Not only was it the best year since 1987 for apartment and condominium construction in the Winnipeg Census Metropolitan Area (CMA), it was also the best since 1989 for construction of single-family homes, according to year-end housing-start numbers released Wednesday by Canada Mortgage and Housing Corporation (CMHC).
"We cracked the 4,000 barrier (for total starts). That's monumental," said Manitoba Home Builders' Association president Mike Moore. "And the fact it was not on the back of one sector is also significant. Single-detached and multi starts were both up."
Moore said it wasn't just the big builders who had a banner year.
"Everybody was busy, I don't know of any of our members who wasn't busy."
A variety of factors combined to make 2012 a year to remember for the local homebuilding industry. The Manitoba economy remained healthy, employment levels were high, interest rates were low, the population was growing and there was an ongoing shortage of homes for sale in the resale market.
The city's apartment-vacancy rate also remained chronically low at 1.7 per cent as of last October, which gave developers the confidence to build more rental units. And condominiums continued to be a popular alternative for price-conscious first-time homebuyers and aging baby boomers looking for a change in lifestyle, said Moore and Dianne Himbeault, CMHC's senior market analyst for Winnipeg.
Himbeault noted there were more than twice as many condos started last year than in 2011 -- 1,092 versus 517 -- and 844 rental units.
That latter figure, which were all apartment-style units, was a four per cent increase from the 812 started in 2011. It was the third straight year rental starts surpassed the 800-unit threshold.
"We're starting to see some sustained development," said Himbeault.
While it was a banner year for both single- and multi-family starts, it was the multi side that saw the biggest improvement in 2012. Starts there soared by 46 per cent to 1,936 units, while single starts grew by a more modest six per cent to 2,129.

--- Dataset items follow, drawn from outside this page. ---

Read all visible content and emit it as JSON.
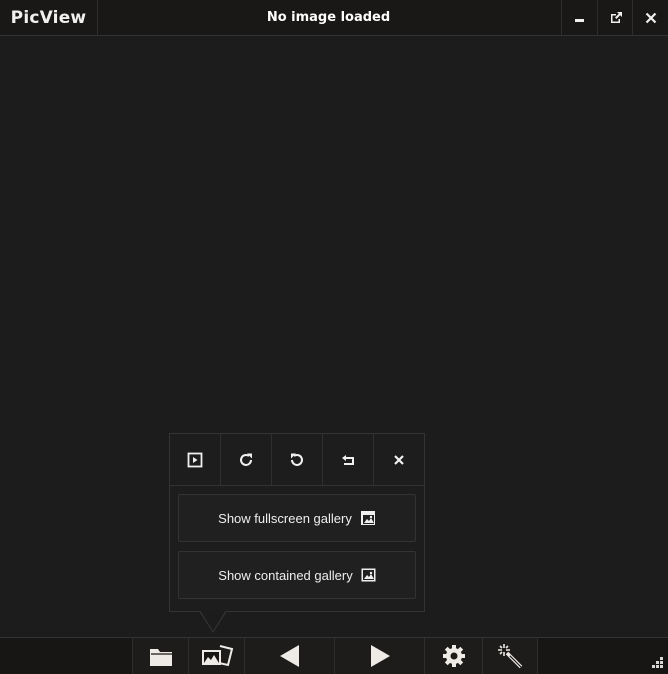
{
  "app": {
    "name": "PicView",
    "title": "No image loaded"
  },
  "window_controls": [
    {
      "name": "minimize-button",
      "icon": "minimize-icon"
    },
    {
      "name": "fullscreen-button",
      "icon": "external-window-icon"
    },
    {
      "name": "close-button",
      "icon": "close-icon"
    }
  ],
  "popup": {
    "tools": [
      {
        "icon": "slideshow-icon",
        "label": "Slideshow"
      },
      {
        "icon": "rotate-right-icon",
        "label": "Rotate right"
      },
      {
        "icon": "rotate-left-icon",
        "label": "Rotate left"
      },
      {
        "icon": "flip-icon",
        "label": "Flip"
      },
      {
        "icon": "close-icon",
        "label": "Close"
      }
    ],
    "buttons": {
      "fullscreen_gallery": "Show fullscreen gallery",
      "contained_gallery": "Show contained gallery"
    }
  },
  "bottombar": {
    "buttons": [
      {
        "icon": "folder-icon",
        "label": "Open file"
      },
      {
        "icon": "gallery-icon",
        "label": "Image menu"
      },
      {
        "icon": "previous-arrow-icon",
        "label": "Previous"
      },
      {
        "icon": "next-arrow-icon",
        "label": "Next"
      },
      {
        "icon": "gear-icon",
        "label": "Settings"
      },
      {
        "icon": "magic-wand-icon",
        "label": "Effects"
      }
    ]
  },
  "colors": {
    "background": "#1c1c1c",
    "bar": "#181614",
    "icon": "#f0f0f0"
  }
}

Moore said the weather also worked in the industry's favour in 2012.
"We didn't have the flooding we had (in 2011) or the spring rains for two months like we had a few years ago," he said. "And to their credit, I think (homebuilding) people were putting in long hours to take full advantage of the good weather while it lasted."

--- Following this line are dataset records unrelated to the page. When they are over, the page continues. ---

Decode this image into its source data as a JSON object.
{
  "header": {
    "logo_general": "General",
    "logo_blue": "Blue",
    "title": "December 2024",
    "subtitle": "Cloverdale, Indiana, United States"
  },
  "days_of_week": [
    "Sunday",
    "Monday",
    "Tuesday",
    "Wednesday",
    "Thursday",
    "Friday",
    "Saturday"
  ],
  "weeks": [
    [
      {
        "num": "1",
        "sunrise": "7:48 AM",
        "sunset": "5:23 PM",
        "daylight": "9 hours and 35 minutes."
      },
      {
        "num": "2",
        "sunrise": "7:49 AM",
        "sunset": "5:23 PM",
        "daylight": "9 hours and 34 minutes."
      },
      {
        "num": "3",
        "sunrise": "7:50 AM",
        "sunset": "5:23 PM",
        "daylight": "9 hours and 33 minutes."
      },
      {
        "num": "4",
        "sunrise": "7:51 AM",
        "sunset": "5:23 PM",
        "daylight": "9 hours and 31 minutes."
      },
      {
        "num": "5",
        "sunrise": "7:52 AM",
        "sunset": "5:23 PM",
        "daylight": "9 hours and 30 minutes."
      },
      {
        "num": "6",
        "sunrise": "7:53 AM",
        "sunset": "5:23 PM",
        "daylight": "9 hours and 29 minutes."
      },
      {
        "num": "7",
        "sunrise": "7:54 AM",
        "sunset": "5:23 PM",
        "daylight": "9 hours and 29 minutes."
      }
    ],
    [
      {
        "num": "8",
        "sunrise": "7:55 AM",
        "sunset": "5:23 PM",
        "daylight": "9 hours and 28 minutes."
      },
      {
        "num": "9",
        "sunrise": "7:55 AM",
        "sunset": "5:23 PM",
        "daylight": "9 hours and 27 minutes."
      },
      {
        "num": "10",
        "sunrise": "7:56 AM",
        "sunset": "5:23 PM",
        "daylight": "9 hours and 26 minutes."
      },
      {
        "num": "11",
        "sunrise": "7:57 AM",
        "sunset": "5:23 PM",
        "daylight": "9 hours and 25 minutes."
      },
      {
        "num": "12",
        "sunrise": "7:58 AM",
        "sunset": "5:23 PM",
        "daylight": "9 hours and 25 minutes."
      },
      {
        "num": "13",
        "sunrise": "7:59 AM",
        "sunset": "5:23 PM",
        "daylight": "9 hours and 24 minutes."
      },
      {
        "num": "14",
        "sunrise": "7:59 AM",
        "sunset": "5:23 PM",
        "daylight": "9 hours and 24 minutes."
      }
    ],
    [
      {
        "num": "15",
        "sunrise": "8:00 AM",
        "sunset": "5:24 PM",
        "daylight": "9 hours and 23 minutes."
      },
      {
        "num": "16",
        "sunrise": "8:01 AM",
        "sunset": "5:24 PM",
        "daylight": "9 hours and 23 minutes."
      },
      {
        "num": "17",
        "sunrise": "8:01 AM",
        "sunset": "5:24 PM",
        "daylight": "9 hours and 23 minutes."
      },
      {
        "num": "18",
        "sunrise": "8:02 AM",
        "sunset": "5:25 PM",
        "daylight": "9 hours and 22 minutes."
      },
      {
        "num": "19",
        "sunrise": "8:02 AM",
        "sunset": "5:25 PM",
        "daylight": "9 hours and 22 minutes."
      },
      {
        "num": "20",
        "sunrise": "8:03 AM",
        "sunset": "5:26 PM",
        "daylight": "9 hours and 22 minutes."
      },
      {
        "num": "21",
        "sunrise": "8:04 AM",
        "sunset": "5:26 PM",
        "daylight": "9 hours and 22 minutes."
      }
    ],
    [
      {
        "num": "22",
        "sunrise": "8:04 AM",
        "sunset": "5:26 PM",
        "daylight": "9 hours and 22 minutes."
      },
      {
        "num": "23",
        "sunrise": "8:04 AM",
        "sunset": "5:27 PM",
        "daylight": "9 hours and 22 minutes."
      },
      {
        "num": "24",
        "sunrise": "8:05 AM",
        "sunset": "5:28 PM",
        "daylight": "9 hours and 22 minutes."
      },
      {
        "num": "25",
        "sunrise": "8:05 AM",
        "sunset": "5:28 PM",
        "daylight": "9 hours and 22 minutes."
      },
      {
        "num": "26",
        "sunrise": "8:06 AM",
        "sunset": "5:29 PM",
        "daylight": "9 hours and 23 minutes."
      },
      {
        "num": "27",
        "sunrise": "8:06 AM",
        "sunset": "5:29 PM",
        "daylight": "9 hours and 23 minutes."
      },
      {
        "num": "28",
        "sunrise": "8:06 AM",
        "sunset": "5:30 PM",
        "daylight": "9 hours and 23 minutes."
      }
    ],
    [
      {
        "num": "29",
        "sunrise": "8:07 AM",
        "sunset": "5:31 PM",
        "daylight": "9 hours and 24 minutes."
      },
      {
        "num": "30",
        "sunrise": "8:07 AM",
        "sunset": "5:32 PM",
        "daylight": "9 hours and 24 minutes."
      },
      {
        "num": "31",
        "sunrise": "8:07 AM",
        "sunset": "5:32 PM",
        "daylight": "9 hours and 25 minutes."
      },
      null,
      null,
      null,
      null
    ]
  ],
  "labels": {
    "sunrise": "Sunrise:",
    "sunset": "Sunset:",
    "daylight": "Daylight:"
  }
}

Although Winnipeg's 22 per cent increase in starts was one of the biggest yearly gains among the 34 metropolitan areas covered in the CMHC report, there were six others that did even better. Most notable among them were Regina (up 83 per cent), and Calgary and Edmonton (both up 38 per cent).
Winnipeg's strong showing came in spite of a slowdown in construction activity in the final month of the year, when the number of starts fell by 20 per cent to 116 units.

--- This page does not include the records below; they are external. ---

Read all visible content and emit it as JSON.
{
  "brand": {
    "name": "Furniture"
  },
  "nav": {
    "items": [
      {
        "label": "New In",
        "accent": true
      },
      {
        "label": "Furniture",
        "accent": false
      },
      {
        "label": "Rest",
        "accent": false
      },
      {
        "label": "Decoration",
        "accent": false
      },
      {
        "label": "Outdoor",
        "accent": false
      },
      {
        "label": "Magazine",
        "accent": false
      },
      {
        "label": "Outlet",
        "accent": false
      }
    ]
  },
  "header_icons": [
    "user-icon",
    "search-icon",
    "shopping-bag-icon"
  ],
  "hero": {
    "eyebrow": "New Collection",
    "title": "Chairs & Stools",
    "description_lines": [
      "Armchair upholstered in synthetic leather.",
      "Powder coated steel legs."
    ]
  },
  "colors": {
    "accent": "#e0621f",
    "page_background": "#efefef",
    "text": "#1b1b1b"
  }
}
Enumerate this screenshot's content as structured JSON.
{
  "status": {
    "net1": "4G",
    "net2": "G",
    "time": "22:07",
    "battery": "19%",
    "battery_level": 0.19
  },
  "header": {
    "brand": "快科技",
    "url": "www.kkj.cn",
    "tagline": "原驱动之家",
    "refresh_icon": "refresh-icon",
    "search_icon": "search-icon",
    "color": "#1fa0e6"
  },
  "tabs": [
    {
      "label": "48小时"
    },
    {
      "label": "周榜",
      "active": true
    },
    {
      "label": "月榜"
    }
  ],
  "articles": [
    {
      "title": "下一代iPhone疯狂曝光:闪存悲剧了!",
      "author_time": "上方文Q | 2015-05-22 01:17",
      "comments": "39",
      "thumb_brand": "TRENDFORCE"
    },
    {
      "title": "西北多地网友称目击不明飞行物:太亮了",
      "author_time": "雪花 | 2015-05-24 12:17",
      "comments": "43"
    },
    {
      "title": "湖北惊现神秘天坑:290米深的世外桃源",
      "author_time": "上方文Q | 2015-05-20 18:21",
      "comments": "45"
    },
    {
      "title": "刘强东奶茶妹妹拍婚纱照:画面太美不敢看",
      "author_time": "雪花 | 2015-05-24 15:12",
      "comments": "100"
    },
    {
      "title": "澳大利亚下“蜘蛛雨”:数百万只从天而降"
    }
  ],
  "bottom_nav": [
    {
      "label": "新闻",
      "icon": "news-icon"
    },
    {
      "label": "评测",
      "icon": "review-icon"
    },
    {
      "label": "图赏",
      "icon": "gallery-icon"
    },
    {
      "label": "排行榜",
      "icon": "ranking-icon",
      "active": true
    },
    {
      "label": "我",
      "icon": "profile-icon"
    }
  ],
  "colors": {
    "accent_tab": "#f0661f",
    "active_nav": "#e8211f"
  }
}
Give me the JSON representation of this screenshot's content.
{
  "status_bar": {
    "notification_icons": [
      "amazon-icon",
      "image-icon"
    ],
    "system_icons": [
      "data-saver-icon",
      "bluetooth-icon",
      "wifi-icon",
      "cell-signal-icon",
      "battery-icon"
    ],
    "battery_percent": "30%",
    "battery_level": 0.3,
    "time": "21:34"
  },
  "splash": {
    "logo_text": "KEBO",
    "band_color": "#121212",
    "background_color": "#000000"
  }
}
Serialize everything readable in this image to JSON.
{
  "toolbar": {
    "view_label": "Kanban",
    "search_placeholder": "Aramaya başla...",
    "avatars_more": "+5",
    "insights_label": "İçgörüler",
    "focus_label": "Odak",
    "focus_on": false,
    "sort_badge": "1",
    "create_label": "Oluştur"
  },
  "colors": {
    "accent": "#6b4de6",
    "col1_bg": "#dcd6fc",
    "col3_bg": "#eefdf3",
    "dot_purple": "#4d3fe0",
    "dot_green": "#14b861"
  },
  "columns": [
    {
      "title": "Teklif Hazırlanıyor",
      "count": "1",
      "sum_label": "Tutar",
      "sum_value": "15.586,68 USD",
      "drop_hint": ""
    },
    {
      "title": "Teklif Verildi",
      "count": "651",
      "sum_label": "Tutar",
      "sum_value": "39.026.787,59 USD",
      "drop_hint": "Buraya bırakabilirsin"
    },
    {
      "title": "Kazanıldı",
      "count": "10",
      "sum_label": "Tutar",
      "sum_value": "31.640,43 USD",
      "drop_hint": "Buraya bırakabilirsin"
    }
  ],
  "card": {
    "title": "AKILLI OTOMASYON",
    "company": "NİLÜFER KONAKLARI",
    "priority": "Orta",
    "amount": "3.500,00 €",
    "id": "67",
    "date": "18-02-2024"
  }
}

The slowdown was focused entirely on the multi-family side of the market, where starts were down 71 per cent to 18 units. Single starts edged up one per cent to 151 units.
Nationally, CMHC said housing starts declined for the fourth consecutive month in December. Although that's well above sustainable levels, the decline led to further fears the economically important sector could be headed for a hard landing.
CMHC said the pace of starts slowed by a modest 1.7 per cent last month to 197,976 on an annual basis. On a real basis, there were 16,352 actual starts in December, with condo construction falling 4.7 per cent and single-unit dwellings rising by 8.6 per cent.
The decline was less than analysts expected, even before the agency revised November's starts upwards to 201,376. That made the average starts for 2012 tip the scale at a hefty 215,171, up 11.4 per cent from 2011 and the highest level since 2007.
On Tuesday, Canada's leading bankers judged the country's real estate market as "relatively solid" despite the slowdown and concerns about overbuilding in the condominium segment, forecasting that 2013 would see a "soft landing" in the market.